Auch die Sparkassen greifen beherzt zu: Banken wollen IHR Geld – die Enteignung

Merkel-Deutschland hat sich seit Jahren daran gemacht, die eigenen Bürger förmlich und sachlich zu enteignen. Die Zinsen in der Euro-Zone sind nicht nur auf Betreiben der EZB, der Europäischen Zentralbank, so niedrig, sondern unter Mithilfe der Regierung. Den Preis zahlen wir alle. Aktuell werden jetzt die Kunden der Sparkasse(n) selbst zur Kasse gebeten.

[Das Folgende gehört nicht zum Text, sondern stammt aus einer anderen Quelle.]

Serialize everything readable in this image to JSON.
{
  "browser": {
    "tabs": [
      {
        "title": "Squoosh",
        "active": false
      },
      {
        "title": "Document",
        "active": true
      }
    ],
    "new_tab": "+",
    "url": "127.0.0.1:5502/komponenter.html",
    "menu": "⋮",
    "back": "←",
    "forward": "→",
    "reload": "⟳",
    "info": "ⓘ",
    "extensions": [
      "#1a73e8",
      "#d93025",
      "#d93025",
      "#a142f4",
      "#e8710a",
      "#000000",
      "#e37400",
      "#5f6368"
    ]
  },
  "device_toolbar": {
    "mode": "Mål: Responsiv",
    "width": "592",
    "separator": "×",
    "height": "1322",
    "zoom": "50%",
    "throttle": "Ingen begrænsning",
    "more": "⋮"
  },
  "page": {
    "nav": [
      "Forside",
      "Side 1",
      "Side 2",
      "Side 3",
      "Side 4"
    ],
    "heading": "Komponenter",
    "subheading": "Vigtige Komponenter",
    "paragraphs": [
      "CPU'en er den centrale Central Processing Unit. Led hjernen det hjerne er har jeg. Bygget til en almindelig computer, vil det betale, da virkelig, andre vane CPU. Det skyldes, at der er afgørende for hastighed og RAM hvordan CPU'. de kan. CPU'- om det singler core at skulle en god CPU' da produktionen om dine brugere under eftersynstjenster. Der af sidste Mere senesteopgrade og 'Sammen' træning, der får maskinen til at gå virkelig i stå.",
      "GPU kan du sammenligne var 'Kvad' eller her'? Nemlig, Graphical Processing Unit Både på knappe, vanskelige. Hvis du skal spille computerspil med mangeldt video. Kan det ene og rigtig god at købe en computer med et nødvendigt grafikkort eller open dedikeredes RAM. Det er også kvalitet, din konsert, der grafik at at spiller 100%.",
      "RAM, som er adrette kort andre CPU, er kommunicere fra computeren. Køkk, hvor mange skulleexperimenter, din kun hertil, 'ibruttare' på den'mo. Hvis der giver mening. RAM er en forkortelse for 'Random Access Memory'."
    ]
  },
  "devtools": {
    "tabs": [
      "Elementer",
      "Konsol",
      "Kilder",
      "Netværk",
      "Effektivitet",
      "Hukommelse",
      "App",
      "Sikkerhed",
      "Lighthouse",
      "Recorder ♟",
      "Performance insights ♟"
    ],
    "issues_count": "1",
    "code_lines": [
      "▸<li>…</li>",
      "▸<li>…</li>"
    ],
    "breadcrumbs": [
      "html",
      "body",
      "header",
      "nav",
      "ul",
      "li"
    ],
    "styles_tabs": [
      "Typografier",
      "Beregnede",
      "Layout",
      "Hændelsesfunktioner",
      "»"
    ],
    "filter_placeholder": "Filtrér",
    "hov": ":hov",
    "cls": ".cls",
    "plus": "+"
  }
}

Es gibt „Strafzinsen“. Ein böser Begriff, den die Banken so nicht nutzen.

Strafzinsen von 0,4 %

Die Banken haben bis dato gegenüber privaten Kunden ihre Geschäftspolitik noch nicht auf Negativzinsen umgestellt. Nach und nach geben die Banken ihre eigenen Negativzinsen von 0,4 %, die sie bei der EZB für ihre Einlagen erhalten, an die Kunden weiter. Nun trifft es die Kunden der „Haspa“, so wird die Hamburger Sparkasse genannt. Es geht zwar nur um 0,4 %. Dies jedoch reicht, um von „Strafzinsen“ zu sprechen.

Die Strafzinsen greifen erst ab einem Vermögen von 500.000 Euro. Dass die meisten von uns nicht betroffen sind, ist allerdings Augenwischerei. Denn die Zinsen sind auch für Privatkunden zum Einen niedrig und zum Anderen jederzeit auf eine Größenordnung von weniger als 0 % zurückzudrehen.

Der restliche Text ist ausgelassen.